The CEO of a smoothie company with nearly 1,000 stores is bucking a huge industry trend by shunning ghost kitchens
- Tropical Smoothie Cafe doesn't intend to open any ghost kitchens soon, its CEO Charles Watson said.
- Instead, the company plans to open hundreds of brick-and-mortar cafes, many with smaller footprints.
- But Watson still expects more than half of the company's revenue to come from digital sales by 2024.
Tropical Smoothie Cafe is bucking the trend of restaurants and cafes opening ghost kitchens during the pandemic.
The smoothie chain is eyeing huge bricks-and-mortar expansion and is set to open its 1,000th location next month - but CEO Charles Watson told Insider it didn't have plans to launch any ghost kitchens.
Ghost kitchens are food establishments that don't have dining rooms and just prepare orders for delivery.
"I don't think many brands need ghost kitchens," he said.
"I am not a big proponent of ghost kitchens for Tropical Smoothie right now. I'm a little bit on the other end of that," Watson continued.
This is despite the proportion of the company's business that comes from digital sales growing massively during the pandemic. Around 35% of the company's sales come from digital orders - via its website, app, and third-party delivery services - compared with 24%, pre-pandemic.
Watson expects this figure to grow to more than 50% over the next three years.
He said that the company has hundreds of new cafes in the pipeline. The company's existing locations have average annual sales of around $840,500.
"I'm gonna go open 750 real kitchens," Watson said. "We are headed smaller in terms of footprint ... That's my ghost kitchen."
One major advantage of ghost kitchens is that they have much smaller real estate needs than full-service restaurants because they don't need space for dine-in and customer parking and toilets.
"They are effectively a highly efficient real estate model," David Bloom, chief development and operating officer at Capriotti's and Wing Zone, told Insider.
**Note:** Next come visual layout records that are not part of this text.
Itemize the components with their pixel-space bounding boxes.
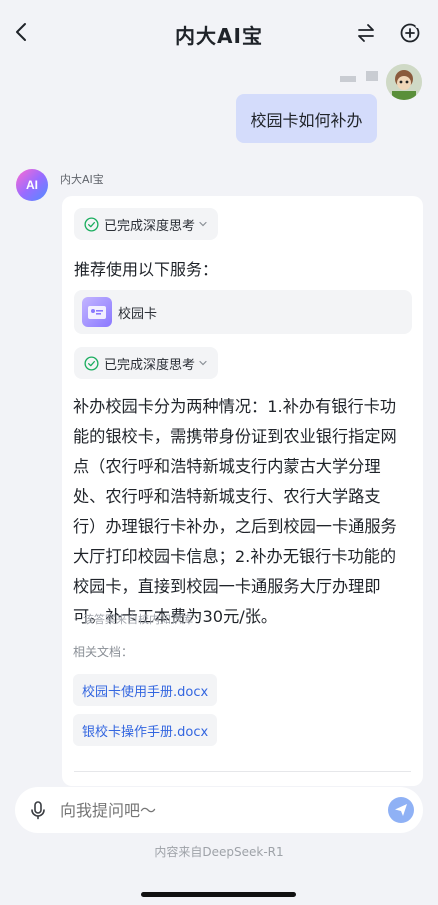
service-label: 校园卡 [118, 306, 158, 322]
thinking-label: 已完成深度思考 [104, 357, 196, 373]
user-avatar[interactable] [386, 64, 422, 100]
bot-message-card: 已完成深度思考 推荐使用以下服务： 校园卡 已完成深度思考 补办校园卡分为两种情… [62, 196, 423, 786]
recommend-text: 推荐使用以下服务： [74, 260, 219, 279]
avatar-image [386, 64, 422, 100]
user-message-text: 校园卡如何补办 [250, 110, 363, 130]
microphone-icon[interactable] [28, 800, 48, 820]
send-icon [395, 804, 407, 816]
answer-line: 处、农行呼和浩特新城支行、农行大学路支 [73, 487, 381, 506]
doc-link-bank-card-manual[interactable]: 银校卡操作手册.docx [73, 714, 218, 746]
answer-line: 点（农行呼和浩特新城支行内蒙古大学分理 [73, 457, 381, 476]
swap-icon[interactable] [354, 21, 378, 45]
answer-line: 能的银校卡，需携带身份证到农业银行指定网 [73, 427, 397, 446]
chevron-down-icon [199, 360, 207, 366]
answer-line: 校园卡，直接到校园一卡通服务大厅办理即 [73, 577, 381, 596]
redacted-name [340, 76, 356, 82]
bot-name: 内大AI宝 [60, 173, 104, 186]
app-header: 内大AI宝 [0, 0, 438, 64]
thinking-toggle[interactable]: 已完成深度思考 [74, 208, 219, 240]
bot-avatar: AI [16, 169, 48, 201]
answer-text: 补办校园卡分为两种情况：1.补办有银行卡功 能的银校卡，需携带身份证到农业银行指… [73, 392, 413, 632]
home-indicator[interactable] [141, 892, 296, 897]
answer-line: 补办校园卡分为两种情况：1.补办有银行卡功 [73, 397, 397, 416]
knowledge-base-note: ◦ 该答案来自校内知识库 [73, 613, 193, 626]
chat-input[interactable] [60, 800, 360, 820]
user-message-bubble: 校园卡如何补办 [236, 94, 377, 143]
add-circle-icon[interactable] [398, 21, 422, 45]
answer-line: 大厅打印校园卡信息；2.补办无银行卡功能的 [73, 547, 397, 566]
send-button[interactable] [388, 797, 414, 823]
check-circle-icon [84, 216, 99, 232]
thinking-toggle[interactable]: 已完成深度思考 [74, 347, 219, 379]
check-circle-icon [84, 355, 99, 371]
doc-link-campus-card-manual[interactable]: 校园卡使用手册.docx [73, 674, 218, 706]
related-docs-label: 相关文档： [73, 645, 134, 659]
thinking-label: 已完成深度思考 [104, 218, 196, 234]
bot-avatar-label: AI [26, 178, 38, 192]
chevron-down-icon [199, 221, 207, 227]
answer-line: 行）办理银行卡补办，之后到校园一卡通服务 [73, 517, 397, 536]
model-source-note: 内容来自DeepSeek-R1 [154, 845, 284, 859]
divider [74, 771, 411, 772]
service-card-campus-card[interactable]: 校园卡 [74, 290, 412, 334]
redacted-name [366, 71, 378, 81]
chat-input-bar [15, 787, 423, 833]
campus-card-icon [82, 297, 112, 327]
But Tropical Smoothie Cafe's locations are small anyway. Its cafes, which make around 65% of their sales from smoothies, are on average 1,600 square feet, with seating for between 20 and 30 customers, Watson said. This is less than half the square footage of the average freestanding McDonald's restaurant.
"I don't think for our brand, I don't think ghost kitchens do much of anything," Watson said.
"If we were to use them at all, it would be to seed a market," he said. Other brands like Noodles & Company and Wendy's have similarly said they planned to use ghost kitchens as a cheaper way to test out new markets before moving in with full brick-and-mortar restaurants.
Other restaurants, like The Halal Guys and Marco's Pizza, told Insider they're using ghost kitchens to expand delivery capacity in areas they already have brand recognition.
"I see ghost kitchens as a test vehicle, but not an expansion vehicle for Tropical Smoothie Cafe," Watson said.
Smashburger is also shunning ghost kitchens for the time being.
Most ghost kitchens are located in industrial areas away from where customers actually live.
Smashburger president Carl Bachmann told Insider that this means take-out orders have long delivery journeys which affect their quality. Instead, the company can opt to build smaller restaurants in areas where orders heavily skew towards take-out or delivery, he said.